Viscous resistance does not scale identically, of course. But viscous resistance and buoyancy are different effects.
jbriggs444 said:I am a bit curious about how buoyancy enters in. One would expect small metallic flakes (for instance) to have the same density as larger metallic ingots. If buoyancy is negligible for one, it should be negligible for the other as well.
Are you, perhaps, considering "fluffy" dust tufts where the behavior is well approximated as a combination of the fibrous tuft itself plus the air that is effectively entrained within?
hutchphd said:But the drag force goes up slower (maybe like an area not a volume). We don't worry about the buoyancy of an F-15 fighter!
I remember doing the Millikan experiment (>40 years ago!) and using linear air drag with a buoyancy correction to ascertain the drop size by driving it up and down in the "telescope". So you are absolved of responsibility.Filip Larsen said:For the sanity of this discussion (when it involves cantaloupes and F-15 fighters, at least) I suggest you guys better forget I mentioned buoyancy.

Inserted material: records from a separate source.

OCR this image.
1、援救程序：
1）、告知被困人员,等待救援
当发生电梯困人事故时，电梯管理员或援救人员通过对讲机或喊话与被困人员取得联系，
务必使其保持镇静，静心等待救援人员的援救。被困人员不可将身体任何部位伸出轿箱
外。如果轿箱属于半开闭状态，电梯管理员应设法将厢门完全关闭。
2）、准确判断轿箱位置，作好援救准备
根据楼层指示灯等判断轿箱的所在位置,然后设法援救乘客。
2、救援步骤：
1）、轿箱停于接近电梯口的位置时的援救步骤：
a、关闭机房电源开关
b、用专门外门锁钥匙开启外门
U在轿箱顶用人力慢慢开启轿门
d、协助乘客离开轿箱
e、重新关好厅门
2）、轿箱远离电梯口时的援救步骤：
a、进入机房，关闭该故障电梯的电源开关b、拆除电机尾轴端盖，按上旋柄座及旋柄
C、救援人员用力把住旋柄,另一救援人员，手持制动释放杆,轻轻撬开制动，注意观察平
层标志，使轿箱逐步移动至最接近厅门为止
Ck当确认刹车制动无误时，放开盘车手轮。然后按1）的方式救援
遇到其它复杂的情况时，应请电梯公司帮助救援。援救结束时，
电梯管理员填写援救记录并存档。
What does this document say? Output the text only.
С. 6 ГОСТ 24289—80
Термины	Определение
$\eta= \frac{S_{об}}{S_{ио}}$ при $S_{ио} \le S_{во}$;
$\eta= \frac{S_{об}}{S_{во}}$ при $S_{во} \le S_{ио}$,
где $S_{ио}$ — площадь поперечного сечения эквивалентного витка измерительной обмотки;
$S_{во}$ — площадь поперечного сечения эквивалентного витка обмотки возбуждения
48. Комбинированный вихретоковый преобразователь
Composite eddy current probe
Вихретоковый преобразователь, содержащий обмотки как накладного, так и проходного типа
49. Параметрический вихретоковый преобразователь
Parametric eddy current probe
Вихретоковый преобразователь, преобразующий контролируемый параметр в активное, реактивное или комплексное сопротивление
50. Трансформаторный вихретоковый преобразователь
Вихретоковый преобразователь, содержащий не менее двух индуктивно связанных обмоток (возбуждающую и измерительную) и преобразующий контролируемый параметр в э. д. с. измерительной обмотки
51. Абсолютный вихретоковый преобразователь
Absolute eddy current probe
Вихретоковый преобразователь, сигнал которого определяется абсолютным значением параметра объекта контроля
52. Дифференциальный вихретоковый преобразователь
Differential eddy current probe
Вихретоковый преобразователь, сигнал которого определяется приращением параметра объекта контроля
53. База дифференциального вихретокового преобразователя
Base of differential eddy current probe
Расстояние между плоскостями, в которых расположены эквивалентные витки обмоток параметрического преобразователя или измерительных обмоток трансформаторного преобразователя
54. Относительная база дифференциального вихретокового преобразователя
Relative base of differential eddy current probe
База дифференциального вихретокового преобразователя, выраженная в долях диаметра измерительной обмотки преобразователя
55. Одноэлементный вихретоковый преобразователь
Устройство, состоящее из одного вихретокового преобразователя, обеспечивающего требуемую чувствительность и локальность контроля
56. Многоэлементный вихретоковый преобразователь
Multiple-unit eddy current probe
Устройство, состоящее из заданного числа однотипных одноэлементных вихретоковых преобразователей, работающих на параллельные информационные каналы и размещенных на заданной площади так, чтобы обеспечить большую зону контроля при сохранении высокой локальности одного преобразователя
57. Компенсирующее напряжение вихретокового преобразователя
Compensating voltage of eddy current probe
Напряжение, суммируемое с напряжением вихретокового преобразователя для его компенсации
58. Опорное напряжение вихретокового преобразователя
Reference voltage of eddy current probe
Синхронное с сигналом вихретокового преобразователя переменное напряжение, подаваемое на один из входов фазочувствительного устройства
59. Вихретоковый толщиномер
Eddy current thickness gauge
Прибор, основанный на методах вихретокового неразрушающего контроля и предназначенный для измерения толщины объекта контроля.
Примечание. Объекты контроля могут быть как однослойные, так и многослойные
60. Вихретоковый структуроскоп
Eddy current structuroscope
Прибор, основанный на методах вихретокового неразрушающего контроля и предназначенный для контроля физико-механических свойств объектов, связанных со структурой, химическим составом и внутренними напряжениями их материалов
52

I mentioned it once and thought I got away with it.
Buoyancy correction should be around one part in one thousand for oil in air. It's an easy correction -- just subtract the density of air from the density of oil. See https://www.physics.uci.edu/~advanlab/millikan.pdf where the effective density of the oil, ##\rho'## is defined in that manner.hutchphd said:I remember doing the Millikan experiment (>40 years ago!) and using linear air drag with a buoyancy correction to ascertain the drop size by driving it up and down in the "telescope". So you are absolved of responsibility.
I deal with this for clean rooms, where larger particles settle out of the air faster than smaller ones. My understanding was that as the particles get smaller they behave more like gas molecules. I guess I never went deeper into what that means, but I guess that random molecular motion and turbulence become a larger contributor to a particle's movement as it gets smaller. This is why gasses don't stratify by density much in a room.jbriggs444 said:I am a bit curious about how buoyancy enters in. One would expect small metallic flakes (for instance) to have the same density as larger metallic ingots. If buoyancy is negligible for one, it should be negligible for the other as well.
The equation for falling objects that includes terminal velocity is v = gt + (m/k)(1 - e^(-kt/m)), where v is the final velocity, g is the acceleration due to gravity (9.8 m/s^2), t is the time, m is the mass of the object, k is the drag coefficient, and e is the base of natural logarithm (approximately 2.718).
Terminal velocity is calculated by setting the acceleration due to gravity equal to the drag force acting on the object. This results in the equation mg = kv2, where m is the mass of the object, g is the acceleration due to gravity, k is the drag coefficient, and v is the terminal velocity.
The terminal velocity of a falling object is affected by the object's mass, surface area, and air resistance. Objects with larger masses and surface areas will have a higher terminal velocity, while those with higher air resistance will have a lower terminal velocity.
As an object falls, its velocity will increase until it reaches its terminal velocity. Once the object reaches its terminal velocity, it will continue to fall at a constant speed, as the drag force and gravitational force are equal.
The equation for falling objects with terminal velocity is most accurate for objects that are falling through air. It can also be applied to objects falling through other fluids, but may not be as accurate for objects falling in a vacuum, as there is no air resistance present.